For beginners in information technology (IT), saying “cloud computing” may sound strange since it is natural to imagine a series of computers floating miles away above our heads when reading such a term.
The term, however, has nothing to do with real clouds themselves — we call cloud computing the on-demand provision of computing power for professional purposes. Still, as much as the cloud is, in fact, a game-changer in personal and professional computing, there is a lot of misinformation about the cybersecurity of cloud computing.
The Cloud Is More Secure By Default
Yes and no. Because of its decentralized nature, the cloud takes you out of some of the cyber risks involved with on-premises servers that are within your network perimeter (such as physical threats). But that doesn’t mean it’s perfect in security. We must never forget that the cloud is nothing more than a computer located somewhere, and as such, it needs to be configured correctly.
The same is true with SaaS. Many privacy violations happen out of sheer disregard for those responsible for configuring this remote software. There have already been cases where, for example, a company ended up leaking sensitive information about its operations by configuring a Trello corporate platform dashboard as public, allowing its records to be indexed by Google and making them available for searches.
Overall, the cloud is more secure than on-premise servers, yes, but the administrator still needs to configure it correctly to avoid headaches.
Cloud Incidents Are My Provider’s Fault
It is a myth that stems from previous misinformation. IT administrators often come to a very simplistic conclusion: “if the computers are not mine, neither is the responsibility for cyber incidents; It’s all my server’s responsibility.” It doesn’t work like that. Most cloud solution providers work with what we call a shared responsibility model.
The vendor only guarantees the security of the physical layer of the cloud — that is, it must ensure that the computers themselves, located somewhere on the globe, are impenetrable, do not suffer unavailability due to power outages (for example), and so on. ). However, this responsibility model emphasizes that the correct configurations must be customers.
Securing The Cloud Is Like Booking A Regular Server
Not even! If an on-premise server demands a firewall and an antivirus solution to be protected against cyber attacks, the same cannot say of servers in the cloud. As we are talking about remote assets and systems, accessible anywhere in the world and from any device, most challenging — and essential! — when rethinking your security strategy is to focus on protecting your identity.

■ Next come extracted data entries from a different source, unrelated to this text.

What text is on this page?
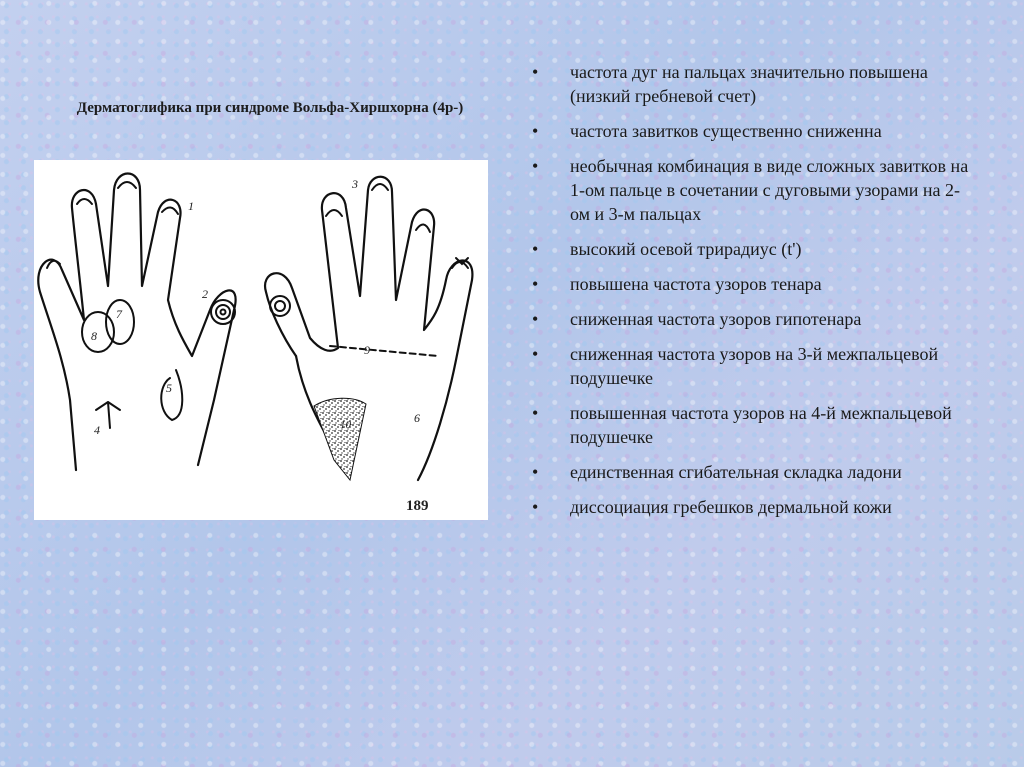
Дерматоглифика при синдроме Вольфа-Хиршхорна (4р-)
1
2
3
4
5
6
7
8
9
10
189
•	частота дуг на пальцах значительно повышена (низкий гребневой счет)
•	частота завитков существенно сниженна
•	необычная комбинация в виде сложных завитков на 1-ом пальце в сочетании с дуговыми узорами на 2-ом и 3-м пальцах
•	высокий осевой трирадиус (t')
•	повышена частота узоров тенара
•	сниженная частота узоров гипотенара
•	сниженная частота узоров на 3-й межпальцевой подушечке
•	повышенная частота узоров на 4-й межпальцевой подушечке
•	единственная сгибательная складка ладони
•	диссоциация гребешков дермальной кожи
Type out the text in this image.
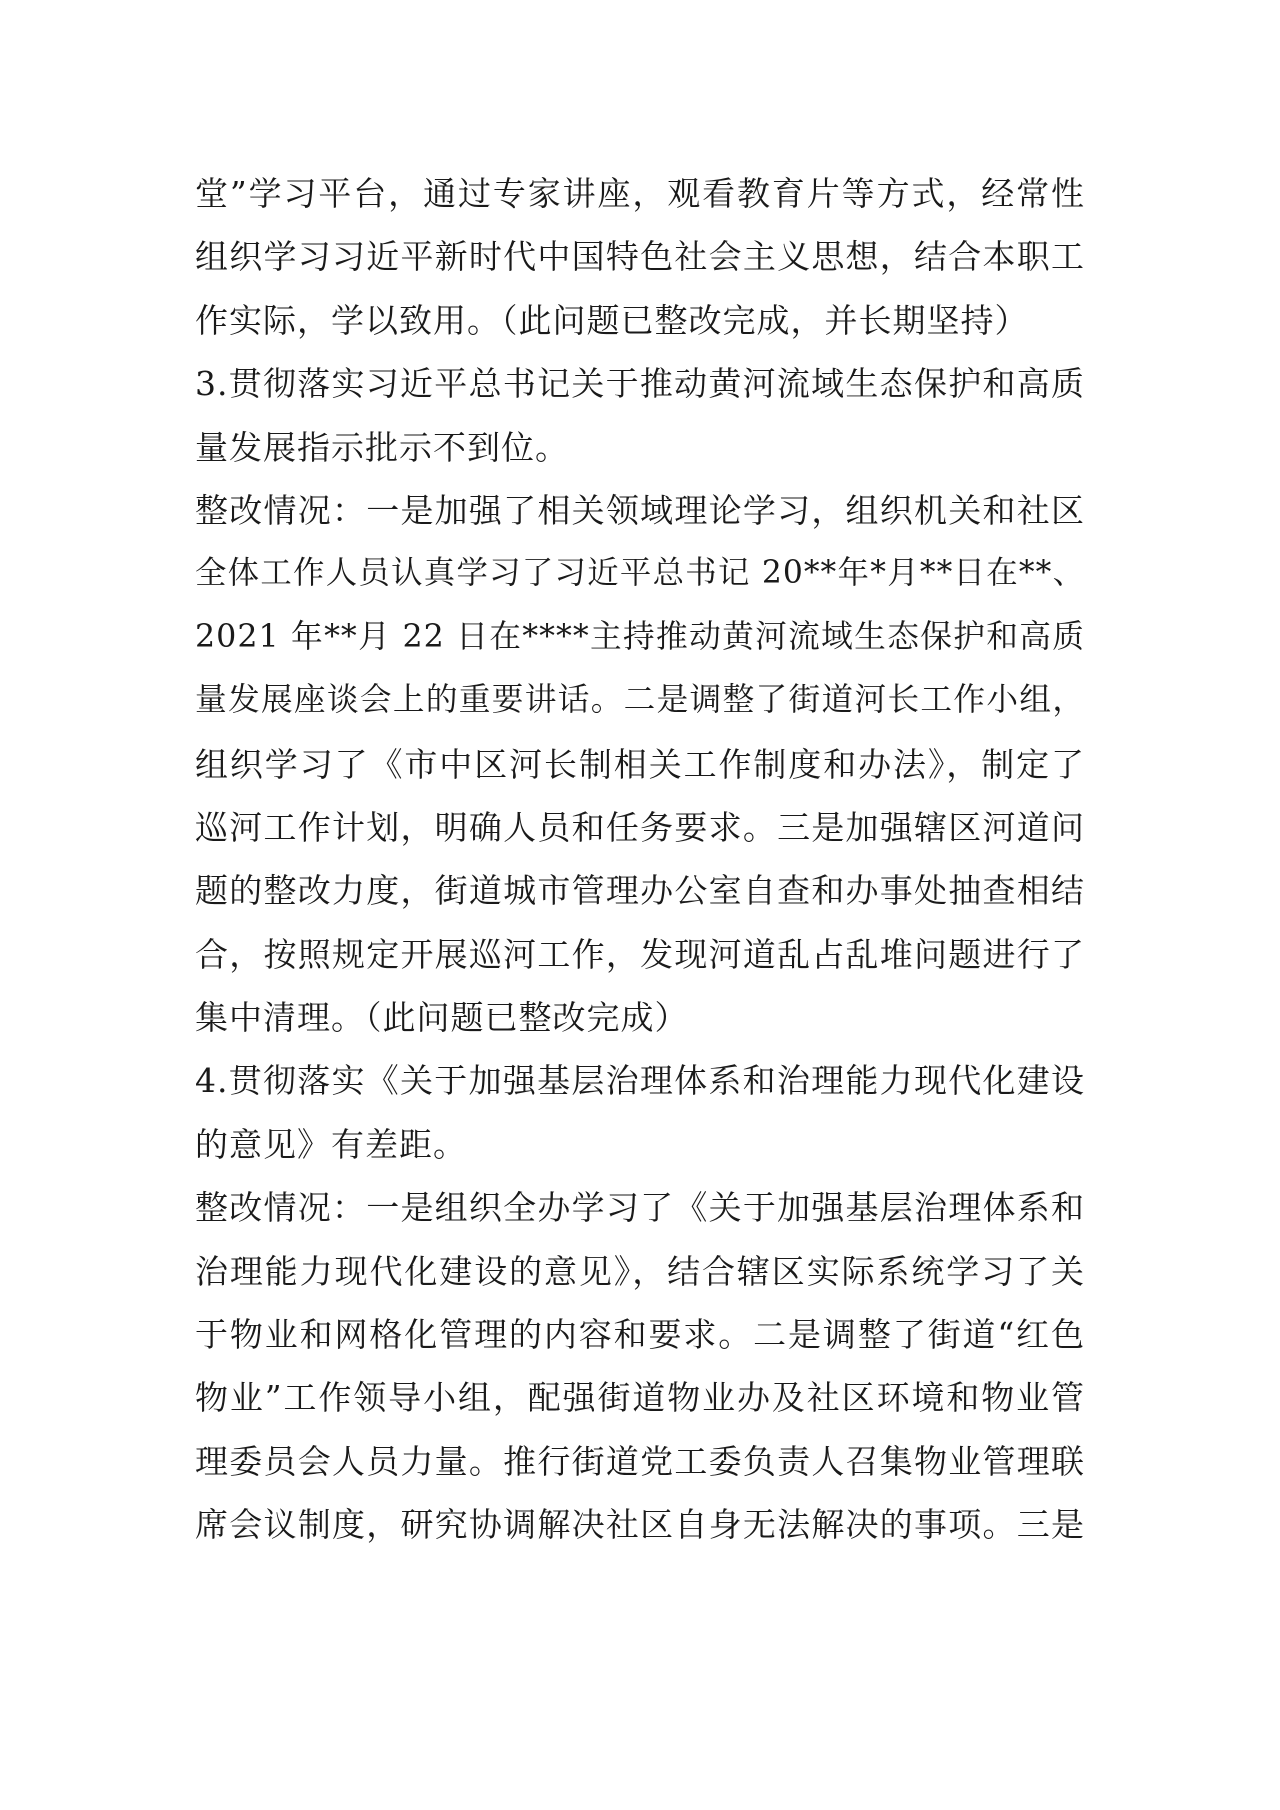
堂”学习平台，通过专家讲座，观看教育片等方式，经常性
组织学习习近平新时代中国特色社会主义思想，结合本职工
作实际，学以致用。（此问题已整改完成，并长期坚持）
3.贯彻落实习近平总书记关于推动黄河流域生态保护和高质
量发展指示批示不到位。
整改情况：一是加强了相关领域理论学习，组织机关和社区
全体工作人员认真学习了习近平总书记 20**年*月**日在**、
2021 年**月 22 日在****主持推动黄河流域生态保护和高质
量发展座谈会上的重要讲话。二是调整了街道河长工作小组，
组织学习了《市中区河长制相关工作制度和办法》，制定了
巡河工作计划，明确人员和任务要求。三是加强辖区河道问
题的整改力度，街道城市管理办公室自查和办事处抽查相结
合，按照规定开展巡河工作，发现河道乱占乱堆问题进行了
集中清理。（此问题已整改完成）
4.贯彻落实《关于加强基层治理体系和治理能力现代化建设
的意见》有差距。
整改情况：一是组织全办学习了《关于加强基层治理体系和
治理能力现代化建设的意见》，结合辖区实际系统学习了关
于物业和网格化管理的内容和要求。二是调整了街道“红色
物业”工作领导小组，配强街道物业办及社区环境和物业管
理委员会人员力量。推行街道党工委负责人召集物业管理联
席会议制度，研究协调解决社区自身无法解决的事项。三是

The “identity” that we cite here is nothing more and nothing less than the user. Suppose an employee uses the credential to access a vault of sensitive documents that are stolen. In that case, the criminal can also access that vault from anywhere from any device, just like his employee, “enjoying” the decentralization of the cloud. That’s why correct credential administration is so essential.
Visibility Is Better In The Cloud
To protect your assets well, you need to know how many assets you have, where they are, and so on. Many beginners believe that the cloud will give you better visibility on such a subject, but this is not always true. The cloud is a complex environment, and you need to account for the number of accounts you have, manage permissions, and even ensure compliance with legislation specific to your industry.
I Don’t Need Help Securing My Cloud
It can be a myth or a truth, depending on each case. The cloud is not a new technology, but even so, few professionals have learned to deal with it. The market still suffers from a massive shortage of specialized labor in information security. When we talk about “infrastructure-as-a-service” (IaaS), the situation gets worse.
Suppose your team has professionals capable of managing the cloud properly; great. Otherwise, several automated platforms and even managed security services providers (Managed Security Services Provider or MSSP) can help you with this task. You outsource an entire team dedicated to securing your cloud environment in this second case.
Cloud Data Is Harder To Control
Many managers avoid the cloud because they firmly believe that migrating their entire operation to a remote infrastructure will “lose” control over their assets. It is a valid concern, especially for companies operating in countries or industries that restrict data processing on servers outside the country. It is, however, a myth, as the information remains yours and, using the right resources, may even be more accessible to monitor than an on-premise server.
It is also worth remembering that, although the market already offers a series of public clouds that streamline your work (such as Amazon’s Web Services, Microsoft’s Azure, and Google’s Cloud ), it is also possible to opt for private clouds. In this model, your supplier builds a unique remote infrastructure for you, where you want and the way you need it. It’s the easiest way to ensure strict digital data processing regulations.